No querría dilatarme en exceso en estas notas. Los fotógrafos me persiguen. Me persiguió Antonio “El Chepa”, que vivió y fotografíó, siempre desde la cama porque estaba inválido, en La Iglesuela del Cid. Alargaba su cuello, metía la cabeza en la caja de la cámara y advertía al retratado: “No te muevas que no te diviso”. Y me persigue Manuel Martín Mormeneo, que debe ser de procedencia gallega, de “una provincia con mar”, y tiene tres obsesiones centrales: le gusta redactar textos en primera persona (hace poco publicó una breve autobiografía suya, “Último tren para Sofía” en un cuadernillo de “Heraldo de Aragón”), realizar tomas de Zaragoza y de sus mudanzas urbanísticas, y captar los paisajes y las fiestas del Bajo Aragón. Residió durante diez años en Urrea de Gaén (Teruel), o eso se dice en los textos que he escrito sobre él, y ahora habita como una sombra invisible en Garrapinillos. Que ha impactado ya en algunas gentes es evidente: hace unos días, el erudito y bibliófilo y gran amigo José Luis Melero Rivas me hizo un regalo impagable. Se trata de una placa de cerámica de Muel que pone: “Manuel Martín Mormeneo. Fotógrafo de procesiones, bombos y tambores”. Espero que el fotógrafo me dé la oportunidad de entregárselo en persona en uno de sus instantes en que sale a la calle y se atreve a mirar para ver dentro de mis sueños.

4 comentarios

carlos -

Como asi se te ocurrió "patricio julve"?

blas broto -

También yo estoy interesado en saber qué fue de Martínez Gascón y de las fotos que hizo en Barbastro en el año 1938. Gracias

cristina -

Querido Antón, nunca he escrito nada en tu blog, pero lo sigo igual que sigo tus libros y tus programas. Esto es una llamada de socorro.
Estoy intentando averiguar algunas cosas sobre un fotógrafo que nombras a raíz de Patricio Julve, se trata de Francisco Martínez Gascón, y es posible que pudieras ayudarme. Si no te importa ¿puedes ponerte en contacto conmigo?

matilde -

No entiendo por qué nadie comentó nada de este texto tan fotográfico. A mí me encantó. Hace ya mucho tiempo que leí la historia de patricio Julve y casi no la recuerdo.Está aquí cerca de mí, en el estante de mi derecha pero está algo lejos en mi memoria. Una vez fui a escucharte en la presentación de uno de tus libros y te pregunté por la elección de la foto de Cualladó para la portada. Contaste una curiosa anécdota cuyo final no entendí hasta mucho tiempo más tarde.
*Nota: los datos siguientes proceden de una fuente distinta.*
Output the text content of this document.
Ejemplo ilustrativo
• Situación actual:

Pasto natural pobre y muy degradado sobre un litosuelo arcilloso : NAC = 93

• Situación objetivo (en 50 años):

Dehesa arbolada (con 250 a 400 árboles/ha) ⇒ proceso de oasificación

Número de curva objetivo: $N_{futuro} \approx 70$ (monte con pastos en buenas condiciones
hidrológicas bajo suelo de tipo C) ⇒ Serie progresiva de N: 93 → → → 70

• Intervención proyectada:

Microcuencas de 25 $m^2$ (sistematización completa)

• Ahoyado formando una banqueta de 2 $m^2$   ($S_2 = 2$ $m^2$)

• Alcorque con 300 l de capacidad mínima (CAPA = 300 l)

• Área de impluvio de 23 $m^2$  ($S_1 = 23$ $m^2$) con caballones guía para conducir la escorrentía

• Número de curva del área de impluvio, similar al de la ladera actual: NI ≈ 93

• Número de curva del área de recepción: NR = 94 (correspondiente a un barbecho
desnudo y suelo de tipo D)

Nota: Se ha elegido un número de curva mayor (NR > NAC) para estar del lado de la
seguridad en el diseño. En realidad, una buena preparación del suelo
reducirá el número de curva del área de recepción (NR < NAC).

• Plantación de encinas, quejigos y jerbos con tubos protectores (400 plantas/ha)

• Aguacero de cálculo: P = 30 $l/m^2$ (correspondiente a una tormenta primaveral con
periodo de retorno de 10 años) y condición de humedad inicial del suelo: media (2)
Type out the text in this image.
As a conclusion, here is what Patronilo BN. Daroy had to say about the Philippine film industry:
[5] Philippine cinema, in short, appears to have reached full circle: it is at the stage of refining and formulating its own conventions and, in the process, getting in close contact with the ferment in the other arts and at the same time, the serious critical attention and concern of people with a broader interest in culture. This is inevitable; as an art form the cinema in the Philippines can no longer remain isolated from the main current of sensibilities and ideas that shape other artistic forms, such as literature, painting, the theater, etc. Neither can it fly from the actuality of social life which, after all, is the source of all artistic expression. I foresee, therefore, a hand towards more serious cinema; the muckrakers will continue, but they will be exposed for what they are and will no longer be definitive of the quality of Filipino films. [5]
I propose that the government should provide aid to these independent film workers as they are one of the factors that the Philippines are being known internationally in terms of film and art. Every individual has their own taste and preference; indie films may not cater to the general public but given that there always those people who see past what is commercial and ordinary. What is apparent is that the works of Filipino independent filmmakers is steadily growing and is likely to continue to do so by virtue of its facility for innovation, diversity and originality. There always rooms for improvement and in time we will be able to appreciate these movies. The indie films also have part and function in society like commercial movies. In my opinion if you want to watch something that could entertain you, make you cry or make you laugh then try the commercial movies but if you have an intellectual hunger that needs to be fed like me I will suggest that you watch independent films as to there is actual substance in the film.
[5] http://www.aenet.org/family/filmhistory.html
Yo también empecé a leer fotos con Cartier -Bresson pero, al contrario que a tí, Kim Castelles no me motiva demasiado. Sus fotos me parecen de "postal" o de compromiso económico. No les veo demasiada pasión.Quizás con la edad me he vuelto demasiado exigente. Últimamente disfruto mucho con Navia, perdón, quiero decir con sus fotos.